You Were Born to be Mine, See, Why Even Fight It

You say, art undresses life, shows us its nipples
and suckling pigs, exhumed from palm fronds
and leprosy. You say, it’s Easter Island
framed and hung with one gold nail in a beamless
wall. How does it stay up? How can the old man
with one leg not topple when the weather lights
his windbreaker on fire? He claps both hands
over his chest and mutters something about
the hierarchy of clouds. You misinterpret this
as thunder or ash, as the girdle that shapes
the trunk of the plum tree. Pluck one before
the blood shoots to its branches, before its eyes
fill with fluid and spill their quince. Be the giraffe.
I know it’s in you. Your mother had it. You bite
one side. I’ll bite the other. Meet you at the pit.
If the bomb rings while we’re eating, let the machine
get it. At our windowsill, the potted basil attacks
the potted thyme. The winner goes home with the pig.
It will tell us why we were born...
How dare we deny those whose function is to flavor?
Love reduced to oilpaints. Sex reduced to sculpture.
Remember what Giuseppe said? How Rubens created
his own fetish? He died with a stocking in his mouth.
If you unhook my belt, I’ll kiss you. You should
know this: My tongue has gone the way of the wind-
breaker, plum-skin. If you be the giraffe, I’ll be
the lioness, open my mouth as an asphodel. Go ahead.

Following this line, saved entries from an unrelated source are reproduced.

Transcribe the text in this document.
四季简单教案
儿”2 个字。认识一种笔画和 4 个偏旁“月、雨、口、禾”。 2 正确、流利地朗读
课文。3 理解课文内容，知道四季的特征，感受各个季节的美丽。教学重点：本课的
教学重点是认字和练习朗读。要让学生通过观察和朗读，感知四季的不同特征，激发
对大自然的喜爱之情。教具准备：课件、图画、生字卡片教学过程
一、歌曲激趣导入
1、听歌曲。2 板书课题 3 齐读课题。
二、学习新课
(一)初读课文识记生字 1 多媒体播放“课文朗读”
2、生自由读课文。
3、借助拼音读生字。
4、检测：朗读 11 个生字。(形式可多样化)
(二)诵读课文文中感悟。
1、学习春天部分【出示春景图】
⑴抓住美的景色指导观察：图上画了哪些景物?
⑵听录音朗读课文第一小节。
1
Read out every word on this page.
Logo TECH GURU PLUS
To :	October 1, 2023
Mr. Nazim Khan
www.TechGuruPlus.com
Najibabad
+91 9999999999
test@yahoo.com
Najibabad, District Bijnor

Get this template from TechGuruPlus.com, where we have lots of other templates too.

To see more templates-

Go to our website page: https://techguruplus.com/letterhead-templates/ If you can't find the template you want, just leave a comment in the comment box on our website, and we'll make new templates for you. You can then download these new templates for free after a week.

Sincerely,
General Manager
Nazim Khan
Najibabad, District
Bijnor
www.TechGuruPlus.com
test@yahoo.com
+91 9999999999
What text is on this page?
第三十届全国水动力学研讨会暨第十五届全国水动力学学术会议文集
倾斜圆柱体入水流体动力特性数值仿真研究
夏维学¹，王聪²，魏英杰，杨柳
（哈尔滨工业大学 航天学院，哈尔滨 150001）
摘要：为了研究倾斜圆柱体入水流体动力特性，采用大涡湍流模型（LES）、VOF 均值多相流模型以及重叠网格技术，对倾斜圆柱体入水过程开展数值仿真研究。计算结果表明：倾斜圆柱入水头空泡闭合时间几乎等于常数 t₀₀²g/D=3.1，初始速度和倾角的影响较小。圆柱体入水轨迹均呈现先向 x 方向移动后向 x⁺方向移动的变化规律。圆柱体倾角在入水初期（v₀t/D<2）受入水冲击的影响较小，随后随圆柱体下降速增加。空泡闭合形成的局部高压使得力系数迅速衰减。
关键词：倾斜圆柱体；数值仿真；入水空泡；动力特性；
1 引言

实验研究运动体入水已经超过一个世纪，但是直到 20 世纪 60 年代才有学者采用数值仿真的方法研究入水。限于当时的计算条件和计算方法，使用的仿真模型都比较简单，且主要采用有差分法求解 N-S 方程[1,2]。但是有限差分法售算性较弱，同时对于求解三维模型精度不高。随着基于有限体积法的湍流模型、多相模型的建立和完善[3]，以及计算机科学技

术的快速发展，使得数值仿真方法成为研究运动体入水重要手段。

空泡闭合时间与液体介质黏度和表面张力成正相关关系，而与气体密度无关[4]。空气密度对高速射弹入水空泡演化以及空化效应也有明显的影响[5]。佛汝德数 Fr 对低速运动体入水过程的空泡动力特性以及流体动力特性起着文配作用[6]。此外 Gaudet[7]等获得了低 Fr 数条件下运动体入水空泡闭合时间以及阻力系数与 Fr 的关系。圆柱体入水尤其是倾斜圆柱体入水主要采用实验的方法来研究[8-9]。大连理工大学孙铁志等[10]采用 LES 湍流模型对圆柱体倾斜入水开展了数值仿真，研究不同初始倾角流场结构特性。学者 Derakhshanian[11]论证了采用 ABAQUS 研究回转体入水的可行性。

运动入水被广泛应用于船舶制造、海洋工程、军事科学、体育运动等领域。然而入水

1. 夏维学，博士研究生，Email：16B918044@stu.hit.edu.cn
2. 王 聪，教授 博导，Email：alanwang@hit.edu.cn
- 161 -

Read me another chapter. Sing me to sleep. And this time,
be specific.

About the author: I have work in The New Republic, Field, Tampa Review, Epoch, Crazyhorse, Indiana Review, North American Review, Hayden’s Ferry Review, Creative Nonfiction, Pleiades, Ninth Letter, Rosebud, 6x6, Bat City Review, Gastronomica, Best Food Writing 2006 and others.